Business Income Atttorneys Serving the Sugarland and Houston Areas

It is quite common for “high net worth” individuals (e.g., physicians, landowners, developers, and those with significant investment portfolios) to invest in side businesses or enterprises. The investment decision might be prompted by a specific hobby or interest – say, in classic automobiles – or it may be rooted in a desire to help a fledgling entrepreneur. Often, particularly in the early years, these side businesses generate losses instead of actual income. The IRS has a vested interest in limiting the ability of an investor to reduce his or her taxable income by what it labels as “passive” losses. What sort of participation in the business is required to characterize the loss as “active” rather than “passive?”

Material Participation

Generally speaking, the Internal Revenue Service requires “material participation” in the business in order for losses to be considered active and not passive. Investors are sometimes surprised that having a financial interest in a business – even when it is a significant one – is insufficient to meet the Tax Code’s material participation criteria. According to the IRS, an individual materially participates in a business activity when his or her participation is on a “regular, continuous and substantial basis” [see the recent case of Escalante, T.C. Summ. 2015–47].

The IRS Seven-Part Test

In most cases, the IRS uses a seven-part test to determine if an investor’s participation is material.

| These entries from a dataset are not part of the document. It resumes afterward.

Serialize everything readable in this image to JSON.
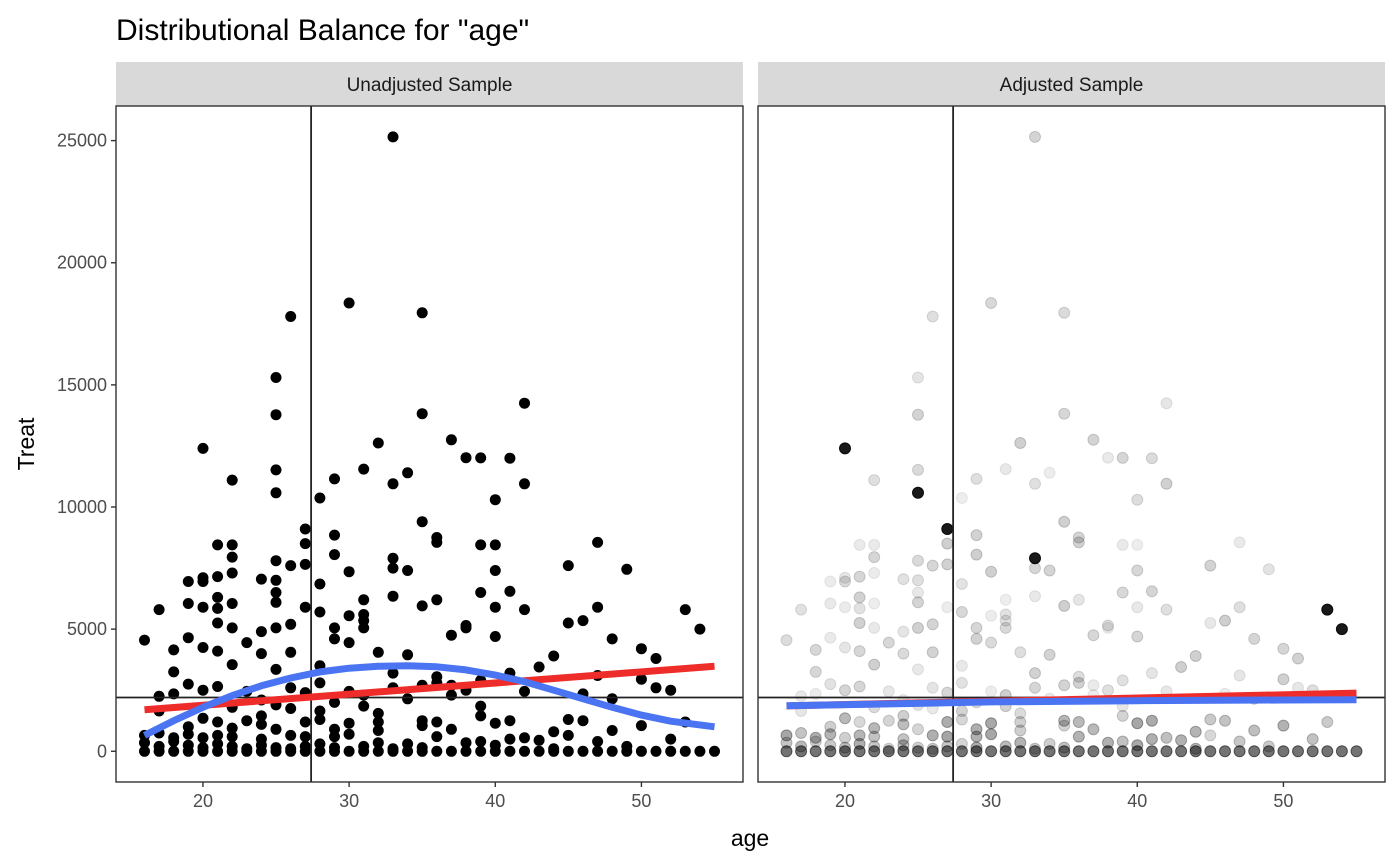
{
  "title": "Distributional Balance for \"age\"",
  "colors": {
    "point": "#000000",
    "smooth": "#4b74f3",
    "linear_fit": "#ee2d2a",
    "strip_bg": "#d9d9d9",
    "panel_border": "#333333",
    "reference_line": "#222222"
  },
  "chart_data": [
    {
      "type": "scatter",
      "panel": "Unadjusted Sample",
      "xlabel": "age",
      "ylabel": "Treat",
      "xlim": [
        14.05,
        56.95
      ],
      "ylim": [
        -1258,
        26417
      ],
      "x_ticks": [
        20,
        30,
        40,
        50
      ],
      "y_ticks": [
        0,
        5000,
        10000,
        15000,
        20000,
        25000
      ],
      "grid": false,
      "point_opacity": "full",
      "reference_lines": {
        "vertical_x": 27.4,
        "horizontal_y": 2200
      },
      "points": [
        [
          33,
          25150
        ],
        [
          30,
          18350
        ],
        [
          26,
          17800
        ],
        [
          35,
          17950
        ],
        [
          25,
          15300
        ],
        [
          42,
          14250
        ],
        [
          25,
          13780
        ],
        [
          35,
          13820
        ],
        [
          37,
          12750
        ],
        [
          32,
          12620
        ],
        [
          20,
          12400
        ],
        [
          38,
          12020
        ],
        [
          39,
          12010
        ],
        [
          41,
          12000
        ],
        [
          31,
          11550
        ],
        [
          34,
          11400
        ],
        [
          25,
          11520
        ],
        [
          22,
          11100
        ],
        [
          29,
          11150
        ],
        [
          33,
          10950
        ],
        [
          42,
          10950
        ],
        [
          25,
          10580
        ],
        [
          28,
          10370
        ],
        [
          40,
          10300
        ],
        [
          35,
          9400
        ],
        [
          27,
          9100
        ],
        [
          29,
          8850
        ],
        [
          36,
          8750
        ],
        [
          27,
          8500
        ],
        [
          21,
          8450
        ],
        [
          22,
          8450
        ],
        [
          36,
          8550
        ],
        [
          40,
          8450
        ],
        [
          39,
          8450
        ],
        [
          47,
          8550
        ],
        [
          22,
          7950
        ],
        [
          25,
          7800
        ],
        [
          33,
          7900
        ],
        [
          26,
          7600
        ],
        [
          27,
          7650
        ],
        [
          29,
          8050
        ],
        [
          33,
          7500
        ],
        [
          30,
          7350
        ],
        [
          34,
          7400
        ],
        [
          45,
          7600
        ],
        [
          49,
          7450
        ],
        [
          40,
          7400
        ],
        [
          20,
          7100
        ],
        [
          21,
          7150
        ],
        [
          22,
          7300
        ],
        [
          24,
          7050
        ],
        [
          19,
          6950
        ],
        [
          20,
          6950
        ],
        [
          25,
          7000
        ],
        [
          28,
          6850
        ],
        [
          31,
          6200
        ],
        [
          33,
          6350
        ],
        [
          36,
          6200
        ],
        [
          39,
          6500
        ],
        [
          41,
          6550
        ],
        [
          25,
          6500
        ],
        [
          25,
          6100
        ],
        [
          21,
          6300
        ],
        [
          19,
          6050
        ],
        [
          22,
          6050
        ],
        [
          17,
          5800
        ],
        [
          20,
          5900
        ],
        [
          21,
          5850
        ],
        [
          28,
          5700
        ],
        [
          30,
          5550
        ],
        [
          31,
          5600
        ],
        [
          27,
          5900
        ],
        [
          29,
          5050
        ],
        [
          35,
          5950
        ],
        [
          40,
          5900
        ],
        [
          42,
          5800
        ],
        [
          47,
          5900
        ],
        [
          53,
          5800
        ],
        [
          26,
          5200
        ],
        [
          25,
          5050
        ],
        [
          24,
          4900
        ],
        [
          21,
          5250
        ],
        [
          22,
          5050
        ],
        [
          19,
          4650
        ],
        [
          23,
          4450
        ],
        [
          31,
          5350
        ],
        [
          31,
          5050
        ],
        [
          37,
          4750
        ],
        [
          38,
          5050
        ],
        [
          38,
          5150
        ],
        [
          40,
          4700
        ],
        [
          45,
          5250
        ],
        [
          46,
          5350
        ],
        [
          48,
          4600
        ],
        [
          16,
          4550
        ],
        [
          20,
          4250
        ],
        [
          21,
          4100
        ],
        [
          24,
          4000
        ],
        [
          26,
          4050
        ],
        [
          29,
          4600
        ],
        [
          30,
          4450
        ],
        [
          32,
          4050
        ],
        [
          34,
          3950
        ],
        [
          44,
          3900
        ],
        [
          50,
          4200
        ],
        [
          51,
          3800
        ],
        [
          54,
          5000
        ],
        [
          18,
          4150
        ],
        [
          18,
          3250
        ],
        [
          22,
          3550
        ],
        [
          25,
          3350
        ],
        [
          28,
          3500
        ],
        [
          33,
          3200
        ],
        [
          36,
          3050
        ],
        [
          39,
          2900
        ],
        [
          41,
          3200
        ],
        [
          43,
          3450
        ],
        [
          47,
          3100
        ],
        [
          50,
          2950
        ],
        [
          51,
          2600
        ],
        [
          52,
          2500
        ],
        [
          17,
          2250
        ],
        [
          18,
          2350
        ],
        [
          19,
          2750
        ],
        [
          20,
          2500
        ],
        [
          21,
          2650
        ],
        [
          23,
          2450
        ],
        [
          24,
          2100
        ],
        [
          26,
          2600
        ],
        [
          27,
          2400
        ],
        [
          28,
          2800
        ],
        [
          30,
          2450
        ],
        [
          31,
          2300
        ],
        [
          33,
          2600
        ],
        [
          35,
          2700
        ],
        [
          36,
          2800
        ],
        [
          37,
          2700
        ],
        [
          38,
          2500
        ],
        [
          42,
          2450
        ],
        [
          46,
          2350
        ],
        [
          48,
          2150
        ],
        [
          29,
          2000
        ],
        [
          31,
          1850
        ],
        [
          34,
          2150
        ],
        [
          37,
          2300
        ],
        [
          39,
          1850
        ],
        [
          22,
          1800
        ],
        [
          25,
          1900
        ],
        [
          26,
          1750
        ],
        [
          28,
          1650
        ],
        [
          32,
          1550
        ],
        [
          17,
          1650
        ],
        [
          24,
          1450
        ],
        [
          20,
          1350
        ],
        [
          21,
          1200
        ],
        [
          23,
          1250
        ],
        [
          24,
          1100
        ],
        [
          27,
          1200
        ],
        [
          28,
          1300
        ],
        [
          30,
          1150
        ],
        [
          32,
          1200
        ],
        [
          35,
          1250
        ],
        [
          36,
          1200
        ],
        [
          39,
          1450
        ],
        [
          40,
          1150
        ],
        [
          41,
          1250
        ],
        [
          45,
          1300
        ],
        [
          46,
          1250
        ],
        [
          50,
          1050
        ],
        [
          53,
          1200
        ],
        [
          19,
          1000
        ],
        [
          22,
          950
        ],
        [
          25,
          900
        ],
        [
          29,
          900
        ],
        [
          32,
          850
        ],
        [
          35,
          1050
        ],
        [
          37,
          900
        ],
        [
          44,
          800
        ],
        [
          48,
          850
        ],
        [
          29,
          600
        ],
        [
          26,
          650
        ],
        [
          16,
          650
        ],
        [
          17,
          750
        ],
        [
          18,
          550
        ],
        [
          19,
          700
        ],
        [
          20,
          550
        ],
        [
          21,
          650
        ],
        [
          22,
          600
        ],
        [
          24,
          500
        ],
        [
          27,
          600
        ],
        [
          30,
          700
        ],
        [
          36,
          600
        ],
        [
          42,
          550
        ],
        [
          45,
          650
        ],
        [
          52,
          500
        ],
        [
          39,
          400
        ],
        [
          41,
          500
        ],
        [
          43,
          450
        ],
        [
          47,
          400
        ],
        [
          28,
          300
        ],
        [
          32,
          350
        ],
        [
          34,
          300
        ],
        [
          38,
          350
        ],
        [
          16,
          350
        ],
        [
          17,
          200
        ],
        [
          18,
          400
        ],
        [
          19,
          250
        ],
        [
          20,
          150
        ],
        [
          21,
          300
        ],
        [
          22,
          200
        ],
        [
          23,
          100
        ],
        [
          24,
          250
        ],
        [
          25,
          150
        ],
        [
          26,
          100
        ],
        [
          27,
          200
        ],
        [
          29,
          150
        ],
        [
          31,
          200
        ],
        [
          33,
          100
        ],
        [
          35,
          150
        ],
        [
          40,
          250
        ],
        [
          44,
          100
        ],
        [
          49,
          200
        ],
        [
          16,
          0
        ],
        [
          17,
          0
        ],
        [
          18,
          0
        ],
        [
          19,
          0
        ],
        [
          20,
          0
        ],
        [
          21,
          0
        ],
        [
          22,
          0
        ],
        [
          23,
          0
        ],
        [
          24,
          0
        ],
        [
          25,
          0
        ],
        [
          26,
          0
        ],
        [
          27,
          0
        ],
        [
          28,
          0
        ],
        [
          29,
          0
        ],
        [
          30,
          0
        ],
        [
          31,
          0
        ],
        [
          32,
          0
        ],
        [
          33,
          0
        ],
        [
          34,
          0
        ],
        [
          35,
          0
        ],
        [
          36,
          0
        ],
        [
          37,
          0
        ],
        [
          38,
          0
        ],
        [
          39,
          0
        ],
        [
          40,
          0
        ],
        [
          41,
          0
        ],
        [
          42,
          0
        ],
        [
          43,
          0
        ],
        [
          44,
          0
        ],
        [
          45,
          0
        ],
        [
          46,
          0
        ],
        [
          47,
          0
        ],
        [
          48,
          0
        ],
        [
          49,
          0
        ],
        [
          50,
          0
        ],
        [
          51,
          0
        ],
        [
          52,
          0
        ],
        [
          53,
          0
        ],
        [
          54,
          0
        ],
        [
          55,
          0
        ]
      ],
      "smooth_curve": [
        [
          16,
          650
        ],
        [
          18,
          1250
        ],
        [
          20,
          1800
        ],
        [
          22,
          2280
        ],
        [
          24,
          2680
        ],
        [
          26,
          3000
        ],
        [
          28,
          3250
        ],
        [
          30,
          3400
        ],
        [
          32,
          3480
        ],
        [
          34,
          3500
        ],
        [
          36,
          3460
        ],
        [
          38,
          3330
        ],
        [
          40,
          3120
        ],
        [
          42,
          2850
        ],
        [
          44,
          2500
        ],
        [
          46,
          2150
        ],
        [
          48,
          1800
        ],
        [
          50,
          1480
        ],
        [
          52,
          1230
        ],
        [
          55,
          1000
        ]
      ],
      "linear_fit": [
        [
          16,
          1700
        ],
        [
          55,
          3480
        ]
      ]
    },
    {
      "type": "scatter",
      "panel": "Adjusted Sample",
      "xlabel": "age",
      "ylabel": "Treat",
      "xlim": [
        14.05,
        56.95
      ],
      "ylim": [
        -1258,
        26417
      ],
      "x_ticks": [
        20,
        30,
        40,
        50
      ],
      "y_ticks": [
        0,
        5000,
        10000,
        15000,
        20000,
        25000
      ],
      "grid": false,
      "point_opacity": "weighted",
      "reference_lines": {
        "vertical_x": 27.4,
        "horizontal_y": 2200
      },
      "highlighted_points": [
        [
          20,
          12400
        ],
        [
          53,
          5800
        ],
        [
          54,
          5000
        ],
        [
          33,
          7900
        ],
        [
          25,
          10580
        ],
        [
          27,
          9100
        ]
      ],
      "smooth_curve": [
        [
          16,
          1860
        ],
        [
          25,
          1960
        ],
        [
          30,
          2020
        ],
        [
          40,
          2070
        ],
        [
          50,
          2100
        ],
        [
          55,
          2110
        ]
      ],
      "linear_fit": [
        [
          16,
          1860
        ],
        [
          55,
          2380
        ]
      ]
    }
  ]
}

The taxpayer need not meet all parts in the test; the IRS gauges participation on an overall score. It assesses whether:

  • The taxpayer works 500 hours or more during the year in the activity.
  • The taxpayer does substantially all the work in the activity.
  • The taxpayer works more than 100 hours in the activity during the year and no one else works more than the taxpayer.
  • The activity is a “significant participation activity,” and the sum of such activities in which the taxpayer works 100-500 hours exceeds 500 hours for the year.
  • The taxpayer materially participated in the activity in any five of the prior 10 years.
  • The activity is a personal service activity and the taxpayer materially participated in that activity in any three prior years.
  • Considering all facts and circumstances related to the taxpayer’s involvement in the business, the taxpayer participates in the activity on a regular, continuous, and substantial basis during such year. However, this part of the seven-part test only applies if the taxpayer works at least 100 hours in the activity, no one else works more hours than the taxpayer in the activity, and no one else receives compensation for managing the activity.

Consider the IRS Test When Negotiating the Investment Agreement

In many cases, material participation is easier to establish where the issue isn’t merely an afterthought. It is important to give careful attention to the detail at the time the investment is made. For example, the investment might designate the number of hours each month that the investor is to devote to the business. It might designate not only a time frame for participation, but specify the actual duties that are contemplated. The investor should also give attention to documenting his or her time spent on the side business after the investment is made. It will do little good to craft an investment agreement that calls for material participation if the agreement is then ignored.